#Pdf Image-Based Comparison
This is a simple app which:
- Takes 2 PDF inputs
- Splits each of these into individual pages, creating a PNG image for each input page
- Compares these page images between the documents
- Outputs images, thumbnails and a json file with "scores" in to disk
- Writes the location of the json results file to stdout (to
Console.WriteLine
)
This experiment leans heavily on the fabulous Magick.Net Nuget package (which itself relies heavily on the fabulous ImageMagick, along with GhostScript to provide PDF rendering).
To use:
PdfComparison.exe [prefix_for_output_folder] [path_for_output] [path_to_pdf_a] [path_to_pdf_b]

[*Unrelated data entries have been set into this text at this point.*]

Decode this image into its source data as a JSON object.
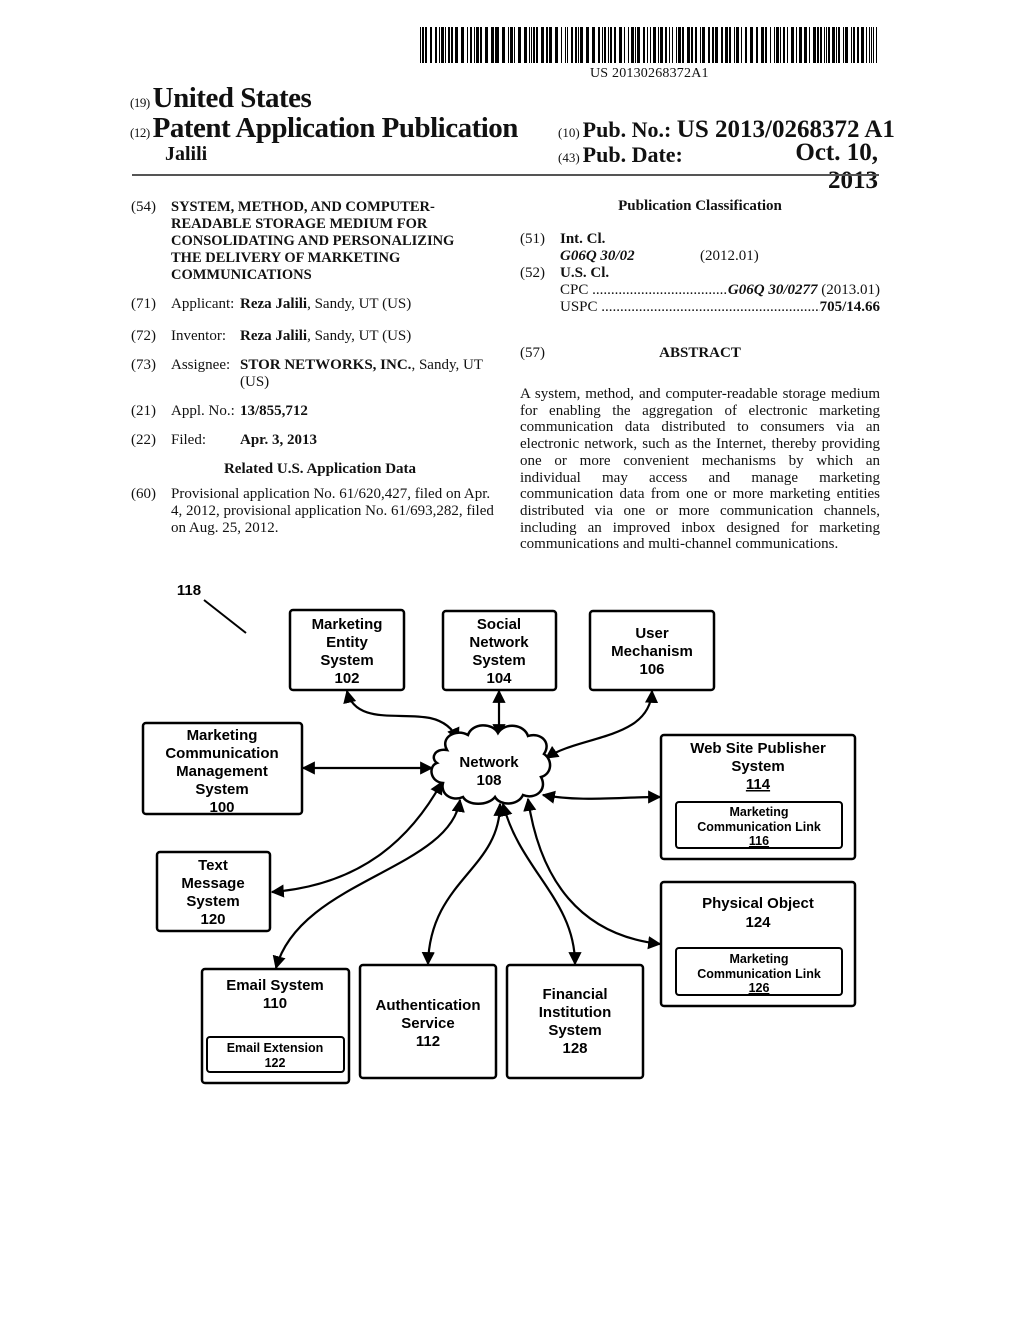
{
  "header": {
    "barcode_number": "US 20130268372A1",
    "country_code": "(19)",
    "country": "United States",
    "doc_type_code": "(12)",
    "doc_type": "Patent Application Publication",
    "first_inventor": "Jalili",
    "pub_no_code": "(10)",
    "pub_no_label": "Pub. No.:",
    "pub_no": "US 2013/0268372 A1",
    "pub_date_code": "(43)",
    "pub_date_label": "Pub. Date:",
    "pub_date": "Oct. 10, 2013"
  },
  "biblio": {
    "title_code": "(54)",
    "title": "SYSTEM, METHOD, AND COMPUTER-READABLE STORAGE MEDIUM FOR CONSOLIDATING AND PERSONALIZING THE DELIVERY OF MARKETING COMMUNICATIONS",
    "applicant": {
      "code": "(71)",
      "label": "Applicant:",
      "name": "Reza Jalili",
      "location": ", Sandy, UT (US)"
    },
    "inventor": {
      "code": "(72)",
      "label": "Inventor:",
      "name": "Reza Jalili",
      "location": ", Sandy, UT (US)"
    },
    "assignee": {
      "code": "(73)",
      "label": "Assignee:",
      "name": "STOR NETWORKS, INC.",
      "location": ", Sandy, UT",
      "location2": "(US)"
    },
    "appl_no": {
      "code": "(21)",
      "label": "Appl. No.:",
      "value": "13/855,712"
    },
    "filed": {
      "code": "(22)",
      "label": "Filed:",
      "value": "Apr. 3, 2013"
    },
    "related_heading": "Related U.S. Application Data",
    "provisional": {
      "code": "(60)",
      "text": "Provisional application No. 61/620,427, filed on Apr. 4, 2012, provisional application No. 61/693,282, filed on Aug. 25, 2012."
    }
  },
  "classification": {
    "heading": "Publication Classification",
    "int_cl": {
      "code": "(51)",
      "label": "Int. Cl.",
      "class": "G06Q 30/02",
      "version": "(2012.01)"
    },
    "us_cl": {
      "code": "(52)",
      "label": "U.S. Cl.",
      "cpc_label": "CPC",
      "cpc_class": "G06Q 30/0277",
      "cpc_version": "(2013.01)",
      "uspc_label": "USPC",
      "uspc_class": "705/14.66"
    }
  },
  "abstract": {
    "code": "(57)",
    "heading": "ABSTRACT",
    "text": "A system, method, and computer-readable storage medium for enabling the aggregation of electronic marketing communication data distributed to consumers via an electronic network, such as the Internet, thereby providing one or more convenient mechanisms by which an individual may access and manage marketing communication data from one or more marketing entities distributed via one or more communication channels, including an improved inbox designed for marketing communications and multi-channel communications."
  },
  "figure": {
    "ref_label": "118",
    "network": {
      "lines": [
        "Network",
        "108"
      ]
    },
    "nodes": {
      "n100": {
        "lines": [
          "Marketing",
          "Communication",
          "Management",
          "System",
          "100"
        ]
      },
      "n102": {
        "lines": [
          "Marketing",
          "Entity",
          "System",
          "102"
        ]
      },
      "n104": {
        "lines": [
          "Social",
          "Network",
          "System",
          "104"
        ]
      },
      "n106": {
        "lines": [
          "User",
          "Mechanism",
          "106"
        ]
      },
      "n114": {
        "lines": [
          "Web Site Publisher",
          "System",
          "114"
        ],
        "inner": [
          "Marketing",
          "Communication Link",
          "116"
        ]
      },
      "n120": {
        "lines": [
          "Text",
          "Message",
          "System",
          "120"
        ]
      },
      "n110": {
        "lines": [
          "Email System",
          "110"
        ],
        "inner": [
          "Email Extension",
          "122"
        ]
      },
      "n112": {
        "lines": [
          "Authentication",
          "Service",
          "112"
        ]
      },
      "n128": {
        "lines": [
          "Financial",
          "Institution",
          "System",
          "128"
        ]
      },
      "n124": {
        "lines": [
          "Physical Object",
          "124"
        ],
        "inner": [
          "Marketing",
          "Communication Link",
          "126"
        ]
      }
    }
  }
}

Example json output for 2 single file PDFs compared:
{
"TestDocumentPath": "C:\\Users\\Stuart\\Downloads\\BritishAthletics-Groupon-8B123B4.pdf",
"ReferenceDocumentPath": "C:\\Users\\Stuart\\Downloads\\BritishAthletics-Groupon-8A123C4.pdf",
"PageComparisons": [
{
"RootPath": "\\\\STU7\\Temp\\BritAth_16_03_27_19_04_20",
"PageNumber": 1,
"PixelCount": 8699840,
"ComparisonScore": 80607.0,
"TestPagePath": "\\\\STU7\\Temp\\BritAth_16_03_27_19_04_20\\test\\Page0001.png",
"TestPageThumbnailPath": "\\\\STU7\\Temp\\BritAth_16_03_27_19_04_20\\test\\Thumb0001.png",
"ReferencePagePath": "\\\\STU7\\Temp\\BritAth_16_03_27_19_04_20\\reference\\Page0001.png",
"ReferencePageThumbnailPath": "\\\\STU7\\Temp\\BritAth_16_03_27_19_04_20\\reference\\Thumb0001.png",
"ComparePagePath": "\\\\STU7\\Temp\\BritAth_16_03_27_19_04_20\\result\\Page0001.png",
"ComparePageThumbnailPath": "\\\\STU7\\Temp\\BritAth_16_03_27_19_04_20\\result\\Thumb0001.png"
}
],
"ComparisonScore": 80607.0,
"PixelCount": 8699840,
"CountPagesWithDifferences": 1,
"CountPages": 1
}
Further experiments may follow - e.g. considering the use of Apache.PdfBox for text comparison.
#License
This code is licensed openly - please consider it as MsPL
The libraries used - including Magick.Net, ImageMagick and GhostScript all have their own licensing - please be especially aware of GhostScript's AGPL license.